Estrutura: Os capítulos 1–3 estabelecem a condenação universal — gentios e judeus igualmente sob julgamento divino, "pois todos pecaram e carecem da glória de Deus" (3.23). Os capítulos 3–5 proclamam a justificação pela fé: o pecador é declarado justo por Deus com base na obra de Cristo, recebida pela fé, totalmente independente de obras da Lei. Abraão é o paradigma (cap. 4).
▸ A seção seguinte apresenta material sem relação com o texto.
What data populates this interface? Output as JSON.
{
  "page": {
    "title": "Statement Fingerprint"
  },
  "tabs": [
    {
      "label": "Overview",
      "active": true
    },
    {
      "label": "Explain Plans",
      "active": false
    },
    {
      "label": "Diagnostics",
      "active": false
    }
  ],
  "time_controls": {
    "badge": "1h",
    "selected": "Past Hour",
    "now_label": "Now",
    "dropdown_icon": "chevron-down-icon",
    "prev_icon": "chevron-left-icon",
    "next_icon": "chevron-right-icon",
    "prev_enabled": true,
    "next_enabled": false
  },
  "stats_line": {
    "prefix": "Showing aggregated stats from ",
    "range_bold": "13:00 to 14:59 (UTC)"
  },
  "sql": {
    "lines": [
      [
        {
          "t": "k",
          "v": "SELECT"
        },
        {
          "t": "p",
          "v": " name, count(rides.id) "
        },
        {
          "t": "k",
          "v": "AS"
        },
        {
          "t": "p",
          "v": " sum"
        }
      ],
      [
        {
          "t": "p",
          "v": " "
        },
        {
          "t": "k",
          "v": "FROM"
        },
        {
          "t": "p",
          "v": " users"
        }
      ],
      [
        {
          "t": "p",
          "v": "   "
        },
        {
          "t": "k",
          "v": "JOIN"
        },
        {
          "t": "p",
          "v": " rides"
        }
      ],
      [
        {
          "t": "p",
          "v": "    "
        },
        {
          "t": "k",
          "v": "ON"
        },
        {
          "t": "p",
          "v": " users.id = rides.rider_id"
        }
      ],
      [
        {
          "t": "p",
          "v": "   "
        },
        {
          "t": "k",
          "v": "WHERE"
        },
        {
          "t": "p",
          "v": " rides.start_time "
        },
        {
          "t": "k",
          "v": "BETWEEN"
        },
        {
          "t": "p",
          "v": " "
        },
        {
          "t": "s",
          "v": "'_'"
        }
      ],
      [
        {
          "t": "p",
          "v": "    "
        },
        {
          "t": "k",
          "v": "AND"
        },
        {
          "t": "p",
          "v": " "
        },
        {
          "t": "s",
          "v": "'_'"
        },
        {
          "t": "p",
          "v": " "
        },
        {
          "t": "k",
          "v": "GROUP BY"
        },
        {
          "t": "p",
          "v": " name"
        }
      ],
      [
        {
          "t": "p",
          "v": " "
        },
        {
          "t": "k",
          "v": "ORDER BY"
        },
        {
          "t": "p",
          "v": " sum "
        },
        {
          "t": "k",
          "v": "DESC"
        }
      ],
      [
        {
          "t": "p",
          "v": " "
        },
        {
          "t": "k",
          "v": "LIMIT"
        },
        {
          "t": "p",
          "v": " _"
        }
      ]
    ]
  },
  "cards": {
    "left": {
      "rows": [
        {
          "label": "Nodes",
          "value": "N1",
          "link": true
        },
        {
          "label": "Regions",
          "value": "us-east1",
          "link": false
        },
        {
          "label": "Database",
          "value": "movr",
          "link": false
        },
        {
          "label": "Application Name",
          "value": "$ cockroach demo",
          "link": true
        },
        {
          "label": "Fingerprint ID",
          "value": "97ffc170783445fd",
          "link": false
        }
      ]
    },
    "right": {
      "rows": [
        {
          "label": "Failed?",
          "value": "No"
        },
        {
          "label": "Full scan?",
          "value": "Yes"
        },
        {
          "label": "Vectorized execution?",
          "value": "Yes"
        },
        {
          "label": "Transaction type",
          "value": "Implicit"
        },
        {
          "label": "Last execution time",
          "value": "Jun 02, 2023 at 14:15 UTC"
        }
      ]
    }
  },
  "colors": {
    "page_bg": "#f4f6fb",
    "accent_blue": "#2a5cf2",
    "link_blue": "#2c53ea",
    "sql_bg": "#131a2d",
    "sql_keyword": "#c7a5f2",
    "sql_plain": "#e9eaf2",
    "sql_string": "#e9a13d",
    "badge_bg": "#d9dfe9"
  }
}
Os capítulos 5–8 tratam da nova vida no Espírito, culminando no inesquecível capítulo 8: "nada nos separará do amor de Deus em Cristo Jesus." Os capítulos 9–11 abordam o mistério da eleição e o futuro de Israel. Os capítulos 12–16 são ética prática — o "sacrifício vivo" da vida inteira a Deus (12.1–2).
Impacto histórico: A leitura de Romanos 13 converteu Agostinho. A descoberta de Romanos 1.17 desencadeou a Reforma Protestante de Lutero. A leitura do prefácio de Lutero a Romanos converteu João Wesley. É, possivelmente, o texto mais influente da história do Ocidente depois das Escrituras como um todo.